La question des avantages entrant dans l’assiette des cotisations sociales est importante pour l’entreprise, et peut entraîner un risque de redressement. Mais ce peut être aussi important pour le salarié, ainsi que le montre l’arrêt ici signalé.

Le contentieux reposait en l’espèce sur le principe d’égalité de rémunération. La salariée en effet, réclamait un rappel de salaire en comparant son niveau de rémunération avec celui de collègues à situation et poste équivallents.

Or pour échapper au rappel, l’employeur intégrait à l’assiette de la rémunération comparée, les plus-values dont bénéficiait l’intéressée lors de la vente de parts sociales acquises de façon facultative dans le cadre d’un plan d’investissement proposé par celui-ci. Rejet de l’argument par la Cour de cassation : il ne s’agit pas d’un élément de rémunération reçu en contrepartie ou à l’occasion de l’emploi de la salariée.

Cour de cassation, Chambres sociale, 12novembre 2020 (pourvoi n° 18-23.986, publié au Bulletin)

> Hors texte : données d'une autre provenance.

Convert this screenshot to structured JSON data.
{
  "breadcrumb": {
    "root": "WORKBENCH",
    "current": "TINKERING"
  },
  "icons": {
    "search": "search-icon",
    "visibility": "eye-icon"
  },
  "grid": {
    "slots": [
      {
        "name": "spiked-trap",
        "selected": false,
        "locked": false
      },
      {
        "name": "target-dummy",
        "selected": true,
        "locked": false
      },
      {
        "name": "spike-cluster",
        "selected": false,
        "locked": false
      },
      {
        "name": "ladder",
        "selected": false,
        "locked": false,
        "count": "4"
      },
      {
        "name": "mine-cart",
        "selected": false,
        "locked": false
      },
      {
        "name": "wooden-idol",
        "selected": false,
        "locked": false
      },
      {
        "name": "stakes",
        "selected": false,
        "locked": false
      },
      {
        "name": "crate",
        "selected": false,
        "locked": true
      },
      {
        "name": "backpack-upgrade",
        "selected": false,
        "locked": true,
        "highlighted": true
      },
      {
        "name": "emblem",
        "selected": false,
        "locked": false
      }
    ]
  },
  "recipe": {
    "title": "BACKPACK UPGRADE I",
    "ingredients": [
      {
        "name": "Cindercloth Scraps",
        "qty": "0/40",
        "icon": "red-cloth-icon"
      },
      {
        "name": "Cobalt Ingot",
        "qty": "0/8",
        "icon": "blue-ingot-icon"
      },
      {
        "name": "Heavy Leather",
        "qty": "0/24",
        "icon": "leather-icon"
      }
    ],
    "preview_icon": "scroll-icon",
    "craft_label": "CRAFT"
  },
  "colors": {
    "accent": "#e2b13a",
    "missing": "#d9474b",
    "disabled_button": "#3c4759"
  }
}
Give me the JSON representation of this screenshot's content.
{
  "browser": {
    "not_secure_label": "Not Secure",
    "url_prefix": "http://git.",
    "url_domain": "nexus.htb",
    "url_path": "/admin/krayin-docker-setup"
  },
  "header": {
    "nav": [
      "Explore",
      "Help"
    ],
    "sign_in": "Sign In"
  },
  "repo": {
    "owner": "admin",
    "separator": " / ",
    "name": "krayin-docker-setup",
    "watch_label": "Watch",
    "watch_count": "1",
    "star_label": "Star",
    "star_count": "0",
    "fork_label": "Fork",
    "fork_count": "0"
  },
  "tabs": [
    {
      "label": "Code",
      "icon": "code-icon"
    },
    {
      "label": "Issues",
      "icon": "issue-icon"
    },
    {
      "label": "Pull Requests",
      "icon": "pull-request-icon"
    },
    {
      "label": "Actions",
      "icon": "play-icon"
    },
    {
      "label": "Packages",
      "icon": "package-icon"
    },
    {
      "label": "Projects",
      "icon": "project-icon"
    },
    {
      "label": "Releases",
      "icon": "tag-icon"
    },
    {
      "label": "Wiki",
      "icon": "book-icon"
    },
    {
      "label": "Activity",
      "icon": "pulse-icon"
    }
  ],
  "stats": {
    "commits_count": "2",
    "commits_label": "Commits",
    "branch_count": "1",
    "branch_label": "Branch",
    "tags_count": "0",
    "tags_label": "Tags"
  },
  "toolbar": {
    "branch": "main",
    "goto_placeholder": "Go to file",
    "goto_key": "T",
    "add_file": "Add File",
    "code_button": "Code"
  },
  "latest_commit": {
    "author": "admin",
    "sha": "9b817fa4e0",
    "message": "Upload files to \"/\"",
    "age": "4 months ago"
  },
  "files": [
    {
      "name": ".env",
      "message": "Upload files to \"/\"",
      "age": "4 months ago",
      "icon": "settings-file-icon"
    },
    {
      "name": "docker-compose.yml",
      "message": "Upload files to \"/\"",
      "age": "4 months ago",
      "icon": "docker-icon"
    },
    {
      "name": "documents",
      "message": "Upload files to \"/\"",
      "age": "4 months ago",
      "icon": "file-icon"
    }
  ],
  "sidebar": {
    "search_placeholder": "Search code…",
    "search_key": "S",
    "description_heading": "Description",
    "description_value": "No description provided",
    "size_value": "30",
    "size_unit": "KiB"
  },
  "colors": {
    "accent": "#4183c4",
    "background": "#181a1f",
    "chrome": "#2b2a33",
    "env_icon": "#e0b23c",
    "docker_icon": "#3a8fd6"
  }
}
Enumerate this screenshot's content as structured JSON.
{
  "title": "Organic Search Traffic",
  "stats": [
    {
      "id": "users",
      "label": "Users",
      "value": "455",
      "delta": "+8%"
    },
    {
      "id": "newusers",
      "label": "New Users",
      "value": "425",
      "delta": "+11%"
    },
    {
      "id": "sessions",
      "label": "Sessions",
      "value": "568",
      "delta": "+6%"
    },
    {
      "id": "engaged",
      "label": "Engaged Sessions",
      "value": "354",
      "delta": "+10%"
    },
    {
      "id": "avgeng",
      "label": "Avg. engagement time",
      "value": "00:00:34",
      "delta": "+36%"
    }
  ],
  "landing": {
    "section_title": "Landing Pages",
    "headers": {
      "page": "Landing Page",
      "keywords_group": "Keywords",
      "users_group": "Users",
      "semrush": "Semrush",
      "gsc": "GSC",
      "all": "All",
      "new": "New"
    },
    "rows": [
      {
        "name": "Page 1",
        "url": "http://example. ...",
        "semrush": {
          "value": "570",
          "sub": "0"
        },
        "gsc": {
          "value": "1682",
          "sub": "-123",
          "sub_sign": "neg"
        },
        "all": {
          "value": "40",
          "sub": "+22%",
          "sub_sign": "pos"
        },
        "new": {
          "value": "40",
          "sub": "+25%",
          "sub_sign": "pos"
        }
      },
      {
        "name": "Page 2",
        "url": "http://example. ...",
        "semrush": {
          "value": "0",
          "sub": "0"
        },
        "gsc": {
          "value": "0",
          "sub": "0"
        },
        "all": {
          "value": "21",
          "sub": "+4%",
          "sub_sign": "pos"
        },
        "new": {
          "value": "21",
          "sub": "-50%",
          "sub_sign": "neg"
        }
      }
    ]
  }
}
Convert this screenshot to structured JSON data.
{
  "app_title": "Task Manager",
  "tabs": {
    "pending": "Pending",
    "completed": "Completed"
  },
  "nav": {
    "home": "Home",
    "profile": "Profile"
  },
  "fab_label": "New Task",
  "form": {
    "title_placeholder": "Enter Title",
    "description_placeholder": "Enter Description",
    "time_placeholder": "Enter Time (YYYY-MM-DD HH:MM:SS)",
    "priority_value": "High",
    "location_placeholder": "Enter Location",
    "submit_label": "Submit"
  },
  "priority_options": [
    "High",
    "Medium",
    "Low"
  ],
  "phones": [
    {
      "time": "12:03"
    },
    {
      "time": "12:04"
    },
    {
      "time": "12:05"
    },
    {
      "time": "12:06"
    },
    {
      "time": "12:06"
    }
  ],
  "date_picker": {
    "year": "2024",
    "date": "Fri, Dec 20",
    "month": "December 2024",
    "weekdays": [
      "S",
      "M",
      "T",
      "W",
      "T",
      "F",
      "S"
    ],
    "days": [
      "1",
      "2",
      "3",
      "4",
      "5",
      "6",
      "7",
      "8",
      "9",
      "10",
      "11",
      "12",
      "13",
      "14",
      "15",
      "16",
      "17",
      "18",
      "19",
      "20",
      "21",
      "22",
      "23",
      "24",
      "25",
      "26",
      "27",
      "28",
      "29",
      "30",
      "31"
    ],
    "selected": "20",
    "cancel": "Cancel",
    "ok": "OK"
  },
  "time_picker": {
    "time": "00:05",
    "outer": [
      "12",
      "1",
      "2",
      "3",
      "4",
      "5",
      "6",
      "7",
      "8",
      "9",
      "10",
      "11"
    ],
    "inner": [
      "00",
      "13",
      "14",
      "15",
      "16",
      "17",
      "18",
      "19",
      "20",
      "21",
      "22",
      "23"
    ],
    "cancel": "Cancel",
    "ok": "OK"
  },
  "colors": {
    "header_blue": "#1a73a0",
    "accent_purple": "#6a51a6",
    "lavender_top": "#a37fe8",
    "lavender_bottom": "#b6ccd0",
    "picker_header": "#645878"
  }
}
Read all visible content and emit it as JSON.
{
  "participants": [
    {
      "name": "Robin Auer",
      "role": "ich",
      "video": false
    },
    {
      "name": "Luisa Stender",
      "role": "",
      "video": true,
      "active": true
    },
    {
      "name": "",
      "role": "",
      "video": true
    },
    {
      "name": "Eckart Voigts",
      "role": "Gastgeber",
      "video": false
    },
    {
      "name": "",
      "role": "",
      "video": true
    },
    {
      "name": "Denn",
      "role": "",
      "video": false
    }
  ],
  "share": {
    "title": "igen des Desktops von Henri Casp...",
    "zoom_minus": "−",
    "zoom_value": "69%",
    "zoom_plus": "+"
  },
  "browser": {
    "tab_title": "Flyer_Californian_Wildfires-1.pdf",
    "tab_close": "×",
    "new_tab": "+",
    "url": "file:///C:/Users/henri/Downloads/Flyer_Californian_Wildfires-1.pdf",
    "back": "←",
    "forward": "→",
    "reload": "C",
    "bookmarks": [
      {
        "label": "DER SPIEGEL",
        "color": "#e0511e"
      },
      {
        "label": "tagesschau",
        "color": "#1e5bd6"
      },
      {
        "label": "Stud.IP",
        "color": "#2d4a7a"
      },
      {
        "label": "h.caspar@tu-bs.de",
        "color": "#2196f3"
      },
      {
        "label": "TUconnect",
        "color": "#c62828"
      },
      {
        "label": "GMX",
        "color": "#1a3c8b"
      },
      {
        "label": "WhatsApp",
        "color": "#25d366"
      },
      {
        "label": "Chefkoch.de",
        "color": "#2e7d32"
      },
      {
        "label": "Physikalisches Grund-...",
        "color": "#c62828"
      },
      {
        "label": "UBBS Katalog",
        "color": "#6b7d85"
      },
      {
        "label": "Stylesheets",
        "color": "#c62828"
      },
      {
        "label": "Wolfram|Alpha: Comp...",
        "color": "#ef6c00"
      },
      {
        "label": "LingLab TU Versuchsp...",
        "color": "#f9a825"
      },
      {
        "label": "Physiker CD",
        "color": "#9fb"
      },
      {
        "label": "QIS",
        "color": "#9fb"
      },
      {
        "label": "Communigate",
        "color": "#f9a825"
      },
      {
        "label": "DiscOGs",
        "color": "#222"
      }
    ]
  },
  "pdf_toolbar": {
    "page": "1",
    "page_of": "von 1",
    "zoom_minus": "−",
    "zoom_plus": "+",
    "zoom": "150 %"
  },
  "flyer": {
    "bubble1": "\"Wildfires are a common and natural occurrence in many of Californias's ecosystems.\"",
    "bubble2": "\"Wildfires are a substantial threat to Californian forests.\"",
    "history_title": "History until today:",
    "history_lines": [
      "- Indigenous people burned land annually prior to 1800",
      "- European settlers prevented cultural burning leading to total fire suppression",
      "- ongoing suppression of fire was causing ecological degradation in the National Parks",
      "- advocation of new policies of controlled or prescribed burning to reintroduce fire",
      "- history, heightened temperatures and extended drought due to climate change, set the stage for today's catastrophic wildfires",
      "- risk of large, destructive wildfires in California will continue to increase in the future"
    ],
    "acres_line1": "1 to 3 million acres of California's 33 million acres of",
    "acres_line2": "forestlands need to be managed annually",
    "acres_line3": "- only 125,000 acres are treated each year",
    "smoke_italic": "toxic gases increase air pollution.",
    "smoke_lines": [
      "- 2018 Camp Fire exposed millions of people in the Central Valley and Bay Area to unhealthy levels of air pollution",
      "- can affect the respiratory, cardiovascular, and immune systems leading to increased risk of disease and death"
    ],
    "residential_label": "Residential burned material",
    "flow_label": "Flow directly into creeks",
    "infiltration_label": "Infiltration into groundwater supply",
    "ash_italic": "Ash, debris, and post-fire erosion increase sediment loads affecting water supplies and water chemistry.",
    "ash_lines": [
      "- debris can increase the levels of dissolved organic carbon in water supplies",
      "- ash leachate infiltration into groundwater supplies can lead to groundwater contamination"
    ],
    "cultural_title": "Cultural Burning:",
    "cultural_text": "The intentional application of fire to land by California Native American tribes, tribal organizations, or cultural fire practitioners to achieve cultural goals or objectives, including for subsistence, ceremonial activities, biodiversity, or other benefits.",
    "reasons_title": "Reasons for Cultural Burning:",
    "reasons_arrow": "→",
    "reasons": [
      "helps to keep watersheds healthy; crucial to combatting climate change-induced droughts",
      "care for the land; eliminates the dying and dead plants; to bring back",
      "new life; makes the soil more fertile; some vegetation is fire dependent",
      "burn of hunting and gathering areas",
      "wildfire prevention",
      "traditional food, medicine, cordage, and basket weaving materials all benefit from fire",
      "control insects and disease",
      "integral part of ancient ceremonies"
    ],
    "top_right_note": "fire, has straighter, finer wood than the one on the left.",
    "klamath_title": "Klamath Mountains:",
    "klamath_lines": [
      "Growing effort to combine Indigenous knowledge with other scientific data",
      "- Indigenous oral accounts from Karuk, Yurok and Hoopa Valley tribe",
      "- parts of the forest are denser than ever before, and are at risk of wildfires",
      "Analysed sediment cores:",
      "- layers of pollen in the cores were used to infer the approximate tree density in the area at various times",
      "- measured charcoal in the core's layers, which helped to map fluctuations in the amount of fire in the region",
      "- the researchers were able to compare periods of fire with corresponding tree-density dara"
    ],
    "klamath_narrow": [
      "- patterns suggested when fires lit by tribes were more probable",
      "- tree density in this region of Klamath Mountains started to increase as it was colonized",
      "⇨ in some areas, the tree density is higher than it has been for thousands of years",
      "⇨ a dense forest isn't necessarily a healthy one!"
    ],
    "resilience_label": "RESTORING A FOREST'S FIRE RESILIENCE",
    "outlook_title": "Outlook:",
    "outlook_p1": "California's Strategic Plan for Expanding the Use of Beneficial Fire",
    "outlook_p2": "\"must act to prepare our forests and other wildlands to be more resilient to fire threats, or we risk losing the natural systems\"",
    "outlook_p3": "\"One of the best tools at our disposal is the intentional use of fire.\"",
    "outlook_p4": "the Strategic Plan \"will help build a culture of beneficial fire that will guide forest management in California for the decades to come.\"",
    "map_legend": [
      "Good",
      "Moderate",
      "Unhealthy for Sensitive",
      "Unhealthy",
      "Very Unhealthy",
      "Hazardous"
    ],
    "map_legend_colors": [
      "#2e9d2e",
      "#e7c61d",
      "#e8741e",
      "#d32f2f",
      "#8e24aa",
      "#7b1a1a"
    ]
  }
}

1. Selon l’arrêt attaqué (Aix-en-Provence, 16 février 2018), Mme O… a été engagée le 1er février 2001 par la société Cofismed gestion, aux droits de laquelle sont successivement venues les sociétés Viveris management puis ACG management, tous ces établissements exerçant une activité de gestion de fonds communs de placement dans l’innovation (FCPI). Recrutée initialement en qualité de chargée d’affaires, elle a occupé à compter du 1er septembre 2008 un poste de directrice d’investissement.

2. Soutenant avoir été victime d’une inégalité de traitement, la salariée a saisi le 20 octobre 2011 la juridiction prud’homale afin d’obtenir la résiliation judiciaire de son contrat de travail aux torts de son employeur et la condamnation de ce dernier à lui payer diverses sommes.

(…)

7. La salariée fait grief à l’arrêt de la débouter de ses demandes en paiement d’un rappel de rémunération sur le fondement du principe d’égalité de traitement et de résiliation judiciaire de son contrat de travail aux torts de son employeur, ainsi que de ses demandes de condamnation de l’employeur au paiement d’une indemnité de rupture et de dommages-intérêts pour licenciement dépourvu de cause réelle et sérieuse et pour exécution fautive du contrat de travail, alors « qu’aux termes du principe « à travail égal salaire égal », l’employeur est tenu d’assurer pour un même travail ou un travail de valeur égale, l’égalité de rémunération entre ses salariés ; que pour la vérification du respect de ce principe, il doit être tenu compte de tous les éléments de rémunération liés à l’exécution de la prestation de travail qui constituent la contrepartie directe ou indirecte du travail fourni ; que dès lors, pour la mise en oeuvre de ce principe entre salariés exerçant les mêmes fonctions de directeur d’investissement dans une société financière, ne doivent pas être pris en compte dans la rémunération respective des salariés en comparaison les revenus des « carried interest », issus de la plus-value dégagée lors de la liquidation de fonds communs de placement gérés par leur employeur, à la suite d’un investissement individuel et facultatif à risque réalisé au moyen de ses deniers personnels antérieurement par certains de ces salariés, peu important que la faculté de souscrire ces parts soit en lien avec leur emploi ; que ces revenus aléatoires, provenant d’un investissement financier personnel volontaire du salarié, indépendants de son activité et de son départ éventuel de l’entreprise, et qui ne sont pas versés par l’employeur, ne sont ni par leur cause, ni par leur objet, la contrepartie du travail fourni ; qu’en décidant le contraire et en jugeant que, pour l’application du principe « à travail égal salaire égal », la comparaison entre Mme O… et ses collègues directeurs d’investissement de la société ACG management devait être effectuée en tenant compte de l’ensemble des avantages « liés à leur emploi », incluant les revenus procurés à la liquidation des parts de « carried interest » éventuellement souscrites dans les FCPI gérés par leur employeur, la cour d’appel a violé le principe susvisé. »

Réponse de la Cour

Vu le principe d’égalité de traitement et l’article L. 3221-3 du code du travail :

8. Selon ce dernier texte, constitue une rémunération le salaire ou traitement ordinaire de base ou minimum et tous les autres avantages et accessoires payés, directement ou indirectement, en espèces ou en nature, par l’employeur au salarié, en raison de l’emploi de ce dernier.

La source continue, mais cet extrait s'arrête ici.